Of course, as a poor college student, I probably should have been on a budget and was sort of on a de facto one, always INTENDING to pick up this or that record eventually. There were any number of Dead albums I never did manage to buy. Still, I at least got to hear pretty much all the Dead I wanted in friends' apartments or dorm rooms. It was like the wallpaper. Getting a "Best Of" release seemed kinda redundant.



But a lot can change in 34 years. All these format changes (to say nothing of real life budgetary issues) have forced me to look at "best of" and "greatest hits" packages in a new light. And even if I were a much harder core Deadhead than I am, there's so much other Dead product out there now to sample (I've only heard a fraction of Dick's famous Picks, for instance) that maybe I really DON'T want to repurchase every single pre-74 release on CD quite yet.



Besides I got this one on sale for just a couple of bucks. And what a treat it is. I love the fact that it's not sequenced chronologically.

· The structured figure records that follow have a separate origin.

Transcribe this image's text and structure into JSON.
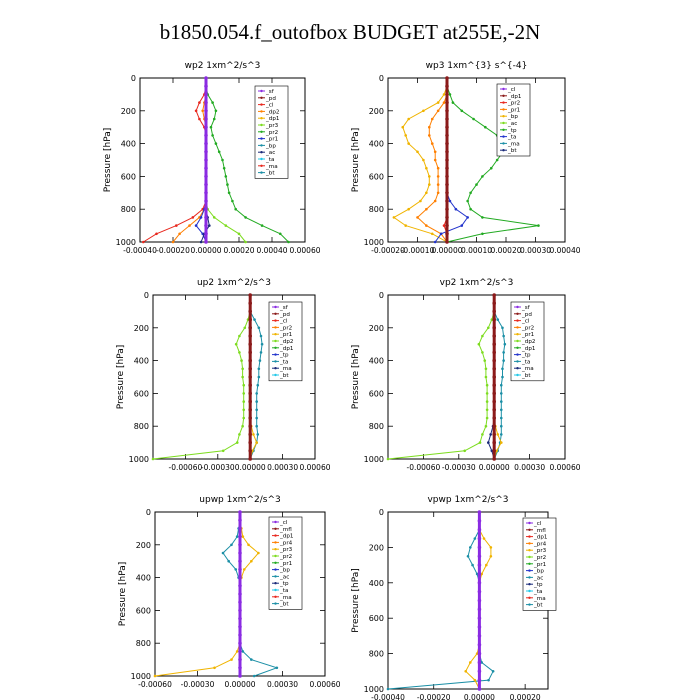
{
  "title": "b1850.054.f_outofbox  BUDGET at255E,-2N",
  "colors": {
    "maroon": "#8b1a1a",
    "red": "#e8271d",
    "orange": "#ff7f00",
    "gold": "#f0b400",
    "green": "#22aa22",
    "lime": "#7ddc1f",
    "blue": "#2233cc",
    "teal": "#1b8fa6",
    "cyan": "#22c8e8",
    "purple": "#8a2be2",
    "navy": "#1a2a7a"
  },
  "chart_data": [
    {
      "type": "line",
      "title": "wp2   1xm^2/s^3",
      "ylabel": "Pressure [hPa]",
      "xlim": [
        -0.0004,
        0.0006
      ],
      "ylim": [
        1000,
        0
      ],
      "xticks": [
        -0.0004,
        -0.0002,
        0,
        0.0002,
        0.0004,
        0.0006
      ],
      "xtick_labels": [
        "-0.00040",
        "-0.00020",
        "0.00000",
        "0.00020",
        "0.00040",
        "0.00060"
      ],
      "yticks": [
        0,
        200,
        400,
        600,
        800,
        1000
      ],
      "y": [
        0,
        50,
        100,
        150,
        200,
        250,
        300,
        350,
        400,
        450,
        500,
        550,
        600,
        650,
        700,
        750,
        800,
        850,
        900,
        950,
        1000
      ],
      "legend": [
        "_sf",
        "_pd",
        "_cl",
        "_dp2",
        "_dp1",
        "_pr3",
        "_pr2",
        "_pr1",
        "_bp",
        "_ac",
        "_ta",
        "_ma",
        "_bt"
      ],
      "series": [
        {
          "name": "_cl",
          "color": "red",
          "values": [
            0,
            0,
            -1e-05,
            -4e-05,
            -6e-05,
            -4e-05,
            -1e-05,
            0,
            0,
            0,
            0,
            0,
            0,
            0,
            0,
            0,
            -2e-05,
            -8e-05,
            -0.00018,
            -0.0003,
            -0.00038
          ]
        },
        {
          "name": "_dp2",
          "color": "orange",
          "values": [
            0,
            0,
            0,
            -1e-05,
            -2e-05,
            -1e-05,
            0,
            0,
            0,
            0,
            0,
            0,
            0,
            0,
            0,
            0,
            -1e-05,
            -4e-05,
            -0.0001,
            -0.00016,
            -0.0002
          ]
        },
        {
          "name": "_pr2",
          "color": "green",
          "values": [
            0,
            0,
            1e-05,
            4e-05,
            6e-05,
            5e-05,
            3e-05,
            4e-05,
            6e-05,
            8e-05,
            0.0001,
            0.00011,
            0.00012,
            0.00013,
            0.00014,
            0.00016,
            0.00018,
            0.00024,
            0.00034,
            0.00045,
            0.0005
          ]
        },
        {
          "name": "_pr1",
          "color": "lime",
          "values": [
            0,
            0,
            0,
            0,
            0,
            0,
            0,
            0,
            0,
            0,
            0,
            0,
            0,
            0,
            0,
            0,
            1e-05,
            5e-05,
            0.00012,
            0.0002,
            0.00024
          ]
        },
        {
          "name": "_dp1",
          "color": "blue",
          "values": [
            0,
            0,
            0,
            0,
            0,
            0,
            0,
            0,
            0,
            0,
            0,
            0,
            0,
            0,
            0,
            0,
            -1e-05,
            -3e-05,
            -6e-05,
            -2e-05,
            0
          ]
        },
        {
          "name": "_bp",
          "color": "navy",
          "values": [
            0,
            0,
            0,
            0,
            0,
            0,
            0,
            0,
            0,
            0,
            0,
            0,
            0,
            0,
            0,
            0,
            0,
            1e-05,
            2e-05,
            -1e-05,
            -3e-05
          ]
        },
        {
          "name": "_bt",
          "color": "purple",
          "values": [
            0,
            0,
            0,
            0,
            0,
            0,
            0,
            0,
            0,
            0,
            0,
            0,
            0,
            0,
            0,
            0,
            0,
            0,
            0,
            0,
            0
          ],
          "bold": true
        }
      ]
    },
    {
      "type": "line",
      "title": "wp3   1xm^{3} s^{-4}",
      "ylabel": "Pressure [hPa]",
      "xlim": [
        -0.0002,
        0.0004
      ],
      "ylim": [
        1000,
        0
      ],
      "xticks": [
        -0.0002,
        -0.0001,
        0,
        0.0001,
        0.0002,
        0.0003,
        0.0004
      ],
      "xtick_labels": [
        "-0.00020",
        "-0.00010",
        "0.00000",
        "0.00010",
        "0.00020",
        "0.00030",
        "0.00040"
      ],
      "yticks": [
        0,
        200,
        400,
        600,
        800,
        1000
      ],
      "y": [
        0,
        50,
        100,
        150,
        200,
        250,
        300,
        350,
        400,
        450,
        500,
        550,
        600,
        650,
        700,
        750,
        800,
        850,
        900,
        950,
        1000
      ],
      "legend": [
        "_cl",
        "_dp1",
        "_pr2",
        "_pr1",
        "_bp",
        "_ac",
        "_tp",
        "_ta",
        "_ma",
        "_bt"
      ],
      "series": [
        {
          "name": "_pr2",
          "color": "gold",
          "values": [
            0,
            0,
            -1e-05,
            -3e-05,
            -8e-05,
            -0.00013,
            -0.00015,
            -0.00014,
            -0.00013,
            -0.0001,
            -8e-05,
            -7e-05,
            -6e-05,
            -6e-05,
            -7e-05,
            -9e-05,
            -0.00013,
            -0.00018,
            -0.00014,
            -5e-05,
            0
          ]
        },
        {
          "name": "_pr1",
          "color": "orange",
          "values": [
            0,
            0,
            0,
            -1e-05,
            -3e-05,
            -5e-05,
            -6e-05,
            -6e-05,
            -5e-05,
            -4e-05,
            -4e-05,
            -3e-05,
            -3e-05,
            -3e-05,
            -3e-05,
            -4e-05,
            -7e-05,
            -0.0001,
            -7e-05,
            -2e-05,
            0
          ]
        },
        {
          "name": "_ac",
          "color": "green",
          "values": [
            0,
            0,
            1e-05,
            2e-05,
            5e-05,
            9e-05,
            0.00013,
            0.00017,
            0.00019,
            0.00019,
            0.00017,
            0.00015,
            0.00012,
            0.0001,
            8e-05,
            7e-05,
            8e-05,
            0.00012,
            0.00031,
            0.00012,
            0
          ]
        },
        {
          "name": "_tp",
          "color": "blue",
          "values": [
            0,
            0,
            0,
            0,
            0,
            0,
            0,
            0,
            0,
            0,
            0,
            0,
            0,
            0,
            0,
            1e-05,
            3e-05,
            7e-05,
            5e-05,
            -2e-05,
            -4e-05
          ]
        },
        {
          "name": "_cl",
          "color": "red",
          "values": [
            0,
            0,
            0,
            0,
            0,
            0,
            0,
            0,
            0,
            0,
            0,
            0,
            0,
            0,
            0,
            0,
            0,
            0,
            -1e-05,
            0,
            0
          ]
        },
        {
          "name": "_bt",
          "color": "maroon",
          "values": [
            0,
            0,
            0,
            0,
            0,
            0,
            0,
            0,
            0,
            0,
            0,
            0,
            0,
            0,
            0,
            0,
            0,
            0,
            0,
            0,
            0
          ],
          "bold": true
        }
      ]
    },
    {
      "type": "line",
      "title": "up2   1xm^2/s^3",
      "ylabel": "Pressure [hPa]",
      "xlim": [
        -0.0009,
        0.0006
      ],
      "ylim": [
        1000,
        0
      ],
      "xticks": [
        -0.0006,
        -0.0003,
        0,
        0.0003,
        0.0006
      ],
      "xtick_labels": [
        "-0.00060",
        "-0.00030",
        "0.00000",
        "0.00030",
        "0.00060"
      ],
      "yticks": [
        0,
        200,
        400,
        600,
        800,
        1000
      ],
      "y": [
        0,
        50,
        100,
        150,
        200,
        250,
        300,
        350,
        400,
        450,
        500,
        550,
        600,
        650,
        700,
        750,
        800,
        850,
        900,
        950,
        1000
      ],
      "legend": [
        "_sf",
        "_pd",
        "_cl",
        "_pr2",
        "_pr1",
        "_dp2",
        "_dp1",
        "_tp",
        "_ta",
        "_ma",
        "_bt"
      ],
      "series": [
        {
          "name": "_dp2",
          "color": "lime",
          "values": [
            0,
            0,
            0,
            -2e-05,
            -5e-05,
            -0.0001,
            -0.00013,
            -0.0001,
            -8e-05,
            -7e-05,
            -7e-05,
            -6e-05,
            -6e-05,
            -6e-05,
            -6e-05,
            -6e-05,
            -7e-05,
            -0.0001,
            -0.00012,
            -0.00025,
            -0.0009
          ]
        },
        {
          "name": "_tp",
          "color": "teal",
          "values": [
            0,
            0,
            0,
            4e-05,
            8e-05,
            0.0001,
            0.00011,
            0.0001,
            9e-05,
            8e-05,
            8e-05,
            7e-05,
            6e-05,
            6e-05,
            6e-05,
            6e-05,
            6e-05,
            7e-05,
            6e-05,
            3e-05,
            0
          ]
        },
        {
          "name": "_pr2",
          "color": "gold",
          "values": [
            0,
            0,
            0,
            0,
            0,
            0,
            0,
            0,
            0,
            0,
            0,
            0,
            0,
            0,
            0,
            0,
            1e-05,
            3e-05,
            6e-05,
            2e-05,
            0
          ]
        },
        {
          "name": "_bt",
          "color": "maroon",
          "values": [
            0,
            0,
            0,
            0,
            0,
            0,
            0,
            0,
            0,
            0,
            0,
            0,
            0,
            0,
            0,
            0,
            0,
            0,
            0,
            0,
            0
          ],
          "bold": true
        }
      ]
    },
    {
      "type": "line",
      "title": "vp2   1xm^2/s^3",
      "ylabel": "Pressure [hPa]",
      "xlim": [
        -0.0009,
        0.0006
      ],
      "ylim": [
        1000,
        0
      ],
      "xticks": [
        -0.0006,
        -0.0003,
        0,
        0.0003,
        0.0006
      ],
      "xtick_labels": [
        "-0.00060",
        "-0.00030",
        "0.00000",
        "0.00030",
        "0.00060"
      ],
      "yticks": [
        0,
        200,
        400,
        600,
        800,
        1000
      ],
      "y": [
        0,
        50,
        100,
        150,
        200,
        250,
        300,
        350,
        400,
        450,
        500,
        550,
        600,
        650,
        700,
        750,
        800,
        850,
        900,
        950,
        1000
      ],
      "legend": [
        "_sf",
        "_pd",
        "_cl",
        "_pr2",
        "_pr1",
        "_dp2",
        "_dp1",
        "_tp",
        "_ta",
        "_ma",
        "_bt"
      ],
      "series": [
        {
          "name": "_dp2",
          "color": "lime",
          "values": [
            0,
            0,
            0,
            -2e-05,
            -5e-05,
            -0.0001,
            -0.00013,
            -0.0001,
            -8e-05,
            -7e-05,
            -7e-05,
            -6e-05,
            -6e-05,
            -6e-05,
            -6e-05,
            -6e-05,
            -7e-05,
            -0.0001,
            -0.00012,
            -0.00025,
            -0.0009
          ]
        },
        {
          "name": "_tp",
          "color": "teal",
          "values": [
            0,
            0,
            0,
            3e-05,
            7e-05,
            8e-05,
            9e-05,
            8e-05,
            8e-05,
            7e-05,
            7e-05,
            6e-05,
            6e-05,
            6e-05,
            6e-05,
            6e-05,
            6e-05,
            6e-05,
            5e-05,
            3e-05,
            0
          ]
        },
        {
          "name": "_pr2",
          "color": "gold",
          "values": [
            0,
            0,
            0,
            0,
            0,
            0,
            0,
            0,
            0,
            0,
            0,
            0,
            0,
            0,
            0,
            0,
            1e-05,
            3e-05,
            6e-05,
            2e-05,
            0
          ]
        },
        {
          "name": "_dp1",
          "color": "navy",
          "values": [
            0,
            0,
            0,
            0,
            0,
            0,
            0,
            0,
            0,
            0,
            0,
            0,
            0,
            0,
            0,
            0,
            -1e-05,
            -3e-05,
            -5e-05,
            -2e-05,
            0
          ]
        },
        {
          "name": "_bt",
          "color": "maroon",
          "values": [
            0,
            0,
            0,
            0,
            0,
            0,
            0,
            0,
            0,
            0,
            0,
            0,
            0,
            0,
            0,
            0,
            0,
            0,
            0,
            0,
            0
          ],
          "bold": true
        }
      ]
    },
    {
      "type": "line",
      "title": "upwp   1xm^2/s^3",
      "ylabel": "Pressure [hPa]",
      "xlim": [
        -0.0006,
        0.0006
      ],
      "ylim": [
        1000,
        0
      ],
      "xticks": [
        -0.0006,
        -0.0003,
        0,
        0.0003,
        0.0006
      ],
      "xtick_labels": [
        "-0.00060",
        "-0.00030",
        "0.00000",
        "0.00030",
        "0.00060"
      ],
      "yticks": [
        0,
        200,
        400,
        600,
        800,
        1000
      ],
      "y": [
        0,
        50,
        100,
        150,
        200,
        250,
        300,
        350,
        400,
        450,
        500,
        550,
        600,
        650,
        700,
        750,
        800,
        850,
        900,
        950,
        1000
      ],
      "legend": [
        "_cl",
        "_mfl",
        "_dp1",
        "_pr4",
        "_pr3",
        "_pr2",
        "_pr1",
        "_bp",
        "_ac",
        "_tp",
        "_ta",
        "_ma",
        "_bt"
      ],
      "series": [
        {
          "name": "_tp",
          "color": "teal",
          "values": [
            0,
            0,
            -1e-05,
            -2e-05,
            -6e-05,
            -0.00012,
            -8e-05,
            -3e-05,
            -1e-05,
            0,
            0,
            0,
            0,
            0,
            0,
            0,
            0,
            2e-05,
            8e-05,
            0.00026,
            0.0001
          ]
        },
        {
          "name": "_pr2",
          "color": "gold",
          "values": [
            0,
            0,
            1e-05,
            2e-05,
            6e-05,
            0.00013,
            8e-05,
            3e-05,
            1e-05,
            0,
            0,
            0,
            0,
            0,
            0,
            0,
            0,
            -2e-05,
            -6e-05,
            -0.00018,
            -0.0006
          ]
        },
        {
          "name": "_bt",
          "color": "purple",
          "values": [
            0,
            0,
            0,
            0,
            0,
            0,
            0,
            0,
            0,
            0,
            0,
            0,
            0,
            0,
            0,
            0,
            0,
            0,
            0,
            0,
            0
          ],
          "bold": true
        }
      ]
    },
    {
      "type": "line",
      "title": "vpwp   1xm^2/s^3",
      "ylabel": "Pressure [hPa]",
      "xlim": [
        -0.0004,
        0.0003
      ],
      "ylim": [
        1000,
        0
      ],
      "xticks": [
        -0.0004,
        -0.0002,
        0,
        0.0002
      ],
      "xtick_labels": [
        "-0.00040",
        "-0.00020",
        "0.00000",
        "0.00020"
      ],
      "yticks": [
        0,
        200,
        400,
        600,
        800,
        1000
      ],
      "y": [
        0,
        50,
        100,
        150,
        200,
        250,
        300,
        350,
        400,
        450,
        500,
        550,
        600,
        650,
        700,
        750,
        800,
        850,
        900,
        950,
        1000
      ],
      "legend": [
        "_cl",
        "_mfl",
        "_dp1",
        "_pr4",
        "_pr3",
        "_pr2",
        "_pr1",
        "_bp",
        "_ac",
        "_tp",
        "_ta",
        "_ma",
        "_bt"
      ],
      "series": [
        {
          "name": "_tp",
          "color": "teal",
          "values": [
            0,
            0,
            0,
            -2e-05,
            -4e-05,
            -5e-05,
            -3e-05,
            -1e-05,
            0,
            0,
            0,
            0,
            0,
            0,
            0,
            0,
            0,
            1e-05,
            6e-05,
            4e-05,
            -0.0004
          ]
        },
        {
          "name": "_pr2",
          "color": "gold",
          "values": [
            0,
            0,
            0,
            2e-05,
            5e-05,
            5e-05,
            3e-05,
            1e-05,
            0,
            0,
            0,
            0,
            0,
            0,
            0,
            0,
            -1e-05,
            -4e-05,
            -6e-05,
            -2e-05,
            0
          ]
        },
        {
          "name": "_bt",
          "color": "purple",
          "values": [
            0,
            0,
            0,
            0,
            0,
            0,
            0,
            0,
            0,
            0,
            0,
            0,
            0,
            0,
            0,
            0,
            0,
            0,
            0,
            0,
            0
          ],
          "bold": true
        }
      ]
    }
  ]
}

It begins with "Golden Road" from the very first album but then proceeds on to "Truckin'" from AMERICAN BEAUTY. When I was a kid, I might have been upset that over six years of musical history was seemingly blithely ignored in this sequencing. Now I see it as quite canny marketing (in a good way). The entire album's strategy seems to be to wrap the more experimental stuff around the much more accessible tracks from BEAUTY and WORKINGMAN'S. That might have offended me back when I was a 22 year old purist. In my 50s, I'm a heck of a lot cooler with it.



Some might find that too much emphasis is placed on the more "commercial" early 70s Dead product. But there's live stuff too--which is important for any accurate representation of the Dead. AND bits of weirdness like "Rosemary" from AOXOMOXOA. It would have been nice to see a selection or two from MY own personal favorite Dead LP, ANTHEM OF THE SUN. But that album is pretty much all of a piece, and it'd be next to impossible to isolate a single representative track from it.



In fact, the album seems to have an almost "concert like" flow--as opposed to "historical." Whoever sequenced it seems to have been thinking, "What works best with what?" They chose well. It all keeps truckin' along rather nicely and makes for a rather nice "nostalgia trip" (for some of us--albeit a "short and not all THAT strange a one." And, of course, it could serve as an effective introductory Grateful Dead course for others, especially given since it has so much from the most "tuneful" era.



Win-win, I guess. Veterans will understand--and newbies should keep in mind--that this collection just scratches the surface. But what a surface.